Monday, November 25, 2013

Single Minded

"Such a person is double-minded and unstable in all they do." (James 1:8)

  I want to offer my apologies to Mayor Rob Ford.   If you have somehow missed the Rob Ford phenomena, you can look up the current mayor of Toronto on any web browser. There will be plenty of articles and video clips of his antics.  If you do view any of the videos, I would encourage you to make sure the little ones are out of the room.  And probably your Grandmother. And pretty much everyone else. In fact maybe just don't watch the videos at all.

  The Mayor has, in the past few weeks, admitted he smoked crack cocaine, but was probably in a drunken stupor when he did it, been accused of making sexually aggressive remarks to women (which he denied by making a crass and sexually aggressive comment about his wife) gotten in shoving matches, and last week knocked down a 60 year old woman.  Which to him wasn't that big a deal because "I picked her back up."

   I mentioned him in this past weeks sermon.  I brought up the fact that despite all of these things happening, Ford remains fairly unrepentant about his actions and sees no reason as to why he should step down from being the Mayor of Toronto.   He feels he is doing a good job, and his private persona should have no bearing on his public persona.  I mentioned that he probably has a different definition of what it means to be good and effective than many of us do.

  And I don't apologize for what was said.  But I do apologize for making it seem as if Ford is a singular case.  The truth is many of us, perhaps even the majority of people live as Ford does. Hopefully no in a drunken, crack riddled stupor. But many people live two separate lives. There is the life we allow the world to see and the inner life that we hide from everyone.  There is the person we are in front of the world and the person we are when no one sees us.

   We appear one way to the world. good upstanding, kind people. But inside we are ravaged by sinful thoughts, and actions. We say one thing and we do another. There is the person we would like to be, or at least the person we hope everyone thinks we are, and the person we truly are.  At best we hope to keep them in some sort of balanced stasis.

  It would be easy, I suppose to simply say we are hypocrites. but I'm not sure that's a fair labeling.  Most of us truly want to be that good person. We want tobe holy. We don't wish to be controlled by our sins.  We don't like the fact we are dishonest and often selfish and self centered.
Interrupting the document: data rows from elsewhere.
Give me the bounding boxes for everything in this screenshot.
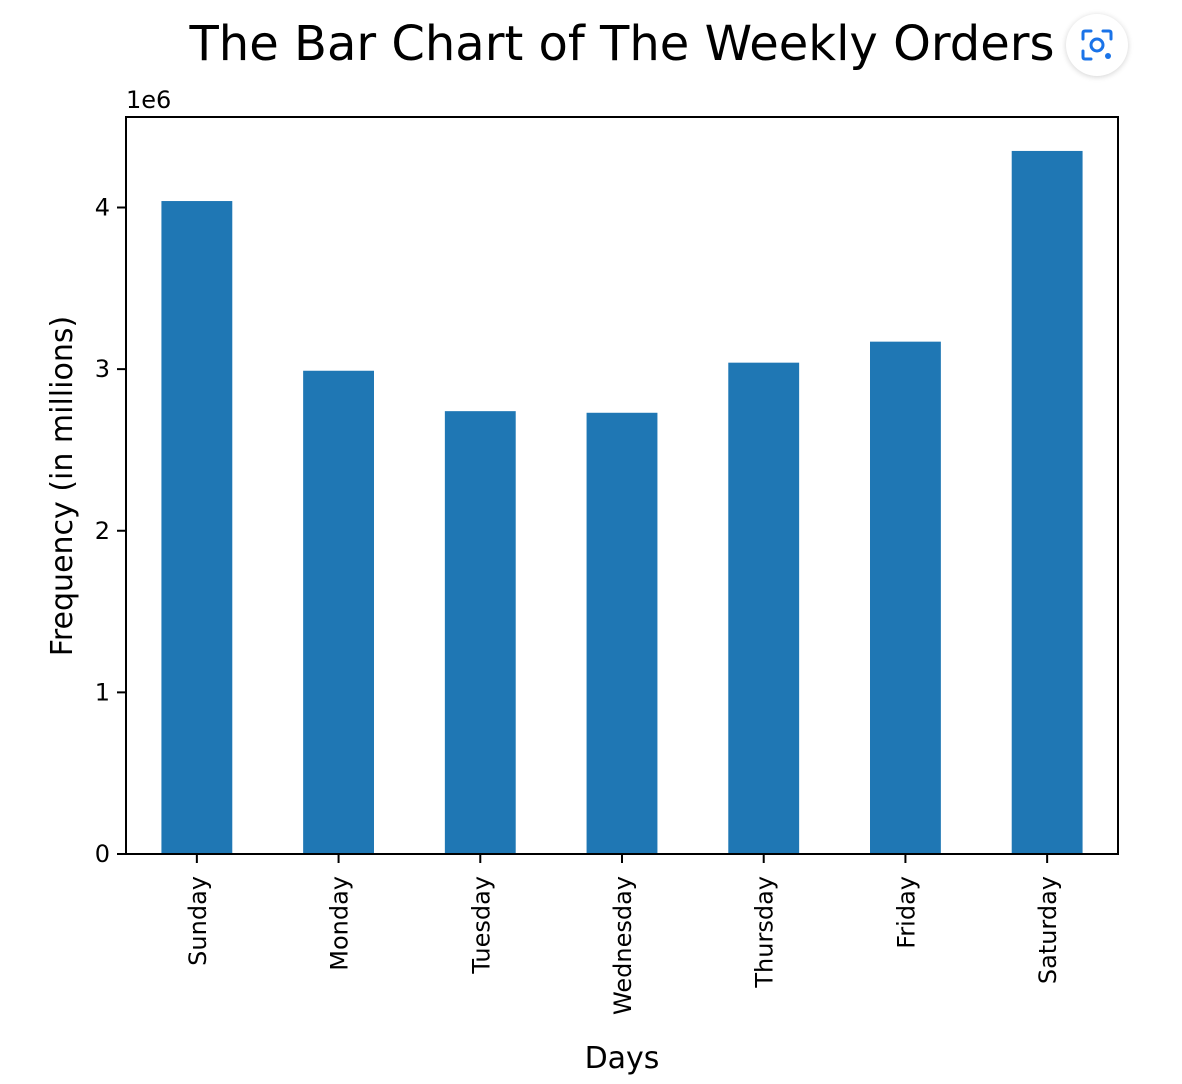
x-tick-label-friday: Friday xyxy=(892,876,920,949)
x-tick-label-tuesday: Tuesday xyxy=(467,876,495,975)
bar-tuesday xyxy=(444,411,516,854)
visual-search-icon xyxy=(1081,29,1113,61)
bar-sunday xyxy=(161,201,233,855)
y-axis-offset-label: 1e6 xyxy=(126,86,171,114)
bar-monday xyxy=(303,370,374,854)
bar-friday xyxy=(870,341,941,854)
visual-search-button[interactable] xyxy=(1066,14,1128,76)
x-tick-label-monday: Monday xyxy=(326,876,354,971)
y-tick-label-0: 0 xyxy=(95,840,110,868)
y-ticks-group: 0 1 2 3 4 xyxy=(95,194,126,868)
y-tick-label-4: 4 xyxy=(95,194,110,222)
bar-wednesday xyxy=(586,412,658,854)
chart-title: The Bar Chart of The Weekly Orders xyxy=(188,16,1054,72)
bars-group xyxy=(161,150,1083,855)
x-ticks-group: Sunday Monday Tuesday Wednesday Thursday Frid… xyxy=(184,854,1062,1015)
y-tick-label-2: 2 xyxy=(95,517,110,545)
x-tick-label-sunday: Sunday xyxy=(184,876,212,966)
x-tick-label-saturday: Saturday xyxy=(1034,876,1062,984)
x-tick-label-thursday: Thursday xyxy=(751,876,779,989)
y-tick-label-3: 3 xyxy=(95,355,110,383)
bar-saturday xyxy=(1011,150,1083,854)
bar-thursday xyxy=(728,362,800,854)
x-tick-label-wednesday: Wednesday xyxy=(609,876,637,1015)
y-tick-label-1: 1 xyxy=(95,678,110,706)
x-axis-label: Days xyxy=(585,1041,660,1076)
y-axis-label: Frequency (in millions) xyxy=(45,316,80,656)
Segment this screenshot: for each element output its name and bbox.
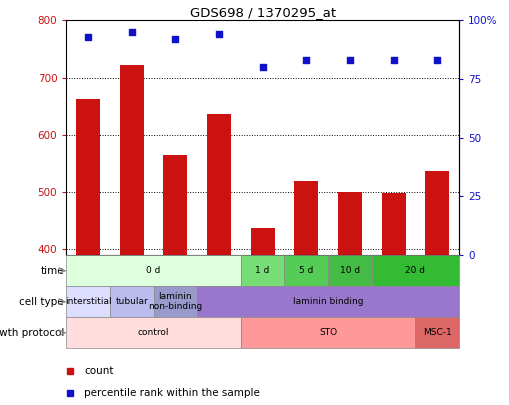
Bar [240,317,414,348]
Point [127,29,135,35]
Text: tubular: tubular [115,297,148,306]
Bar [153,286,197,317]
Text: time: time [40,266,64,276]
Text: STO: STO [319,328,336,337]
Text: interstitial: interstitial [65,297,111,306]
Bar [294,181,318,255]
Text: 1 d: 1 d [255,266,269,275]
Bar [425,171,448,255]
Point [84,34,92,40]
Text: count: count [84,366,113,375]
Point [302,57,310,64]
Point [214,31,222,38]
Bar [250,228,274,255]
Text: laminin binding: laminin binding [292,297,362,306]
Text: 20 d: 20 d [405,266,425,275]
Bar [414,317,458,348]
Bar [120,65,144,255]
Text: cell type: cell type [19,297,64,307]
Point [432,57,440,64]
Bar [66,255,240,286]
Bar [207,114,231,255]
Bar [197,286,458,317]
Title: GDS698 / 1370295_at: GDS698 / 1370295_at [189,6,335,19]
Bar [337,192,361,255]
Bar [327,255,371,286]
Text: 5 d: 5 d [298,266,313,275]
Point [389,57,397,64]
Point [258,64,266,70]
Bar [371,255,458,286]
Text: control: control [137,328,169,337]
Bar [66,317,240,348]
Text: laminin
non-binding: laminin non-binding [148,292,202,311]
Text: 0 d: 0 d [146,266,160,275]
Text: MSC-1: MSC-1 [422,328,450,337]
Bar [240,255,284,286]
Point [171,36,179,42]
Point [345,57,353,64]
Text: percentile rank within the sample: percentile rank within the sample [84,388,260,398]
Bar [284,255,327,286]
Bar [76,99,100,255]
Bar [66,286,110,317]
Bar [381,193,405,255]
Text: 10 d: 10 d [339,266,359,275]
Bar [110,286,153,317]
Text: growth protocol: growth protocol [0,328,64,338]
Bar [163,155,187,255]
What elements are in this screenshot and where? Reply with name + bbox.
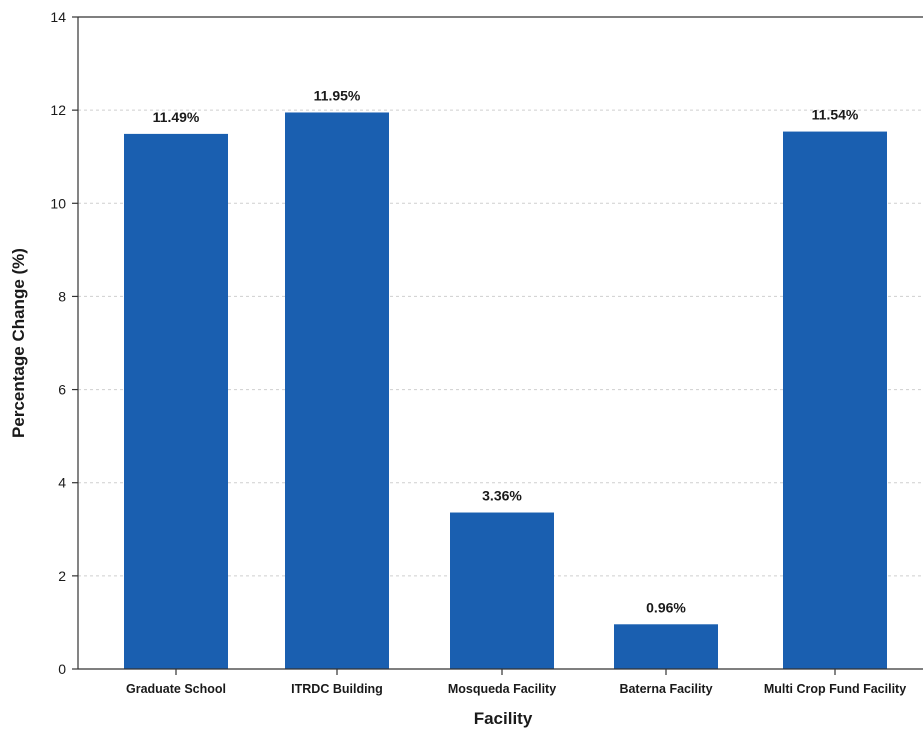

  Such a person is, as James says double minded.  The word originally used here could be defined as having two minds or even two souls. I think that hits it pretty well. Ever feel as if you are of two minds. or even two souls? The person you want to be wrestles with the person you don't want to be? How many times have we echoed Paul's anguish from Romans 7 "I do the things I don't want to do, and do the things I don't want to do"? I see no hypocrisy in Paul statement. He truly wants to be good.  But he finds himself unable to do it.

  So if we are all like this, is it that big of a deal? Frankly, yes it is.  Look again at what James says. A person who is of two minds (or souls) is unstable.  Remember when we talk about having that stasis, where we try to keep thw two persons we are balanced? James reminds us we can't do it.  It just doesn't take much to tip us out of balance. And we find yourselves back where we were. We are not nearly as balanced as we think.

  But more importantly it's accepting less than what God wants for us.  When we read Jesus' sermon on the Mount He gives us a great promise that we don't have to live a life of two minds.  We can live with a consistency of inward and outward holiness. We can, in short, live a life of consistency.

  In this day and age I can think of no greater witness to the truth of the claims of the Gospel than living a life so different from everyone else. Not in a "holier than thou" attitude, but living a life so full of God's love and grace that we are of one mind, the mind of Christ.  The church needs a better message than simply "I'm not perfect just forgiven". The world longs for a witness of personal holiness where the church, in all joy and Milty, lives out a consistent faith in the midst of the world.

  The truth of this first warmed my heart to our Wesleyan theological heritage.  It was Wesley's emphasis on a personal holiness that could change the world around us that captured the hearts of the people of Great Britain. It was this promise ,and the evidence of it lived out, that swept like a wildfire though early America. And it is an emphasis on such a life that could capture us again.  Open minds and open hearts makes for a nice advertising campaign. One mind and heart, the mind and heart of Jesus living within us could change the world.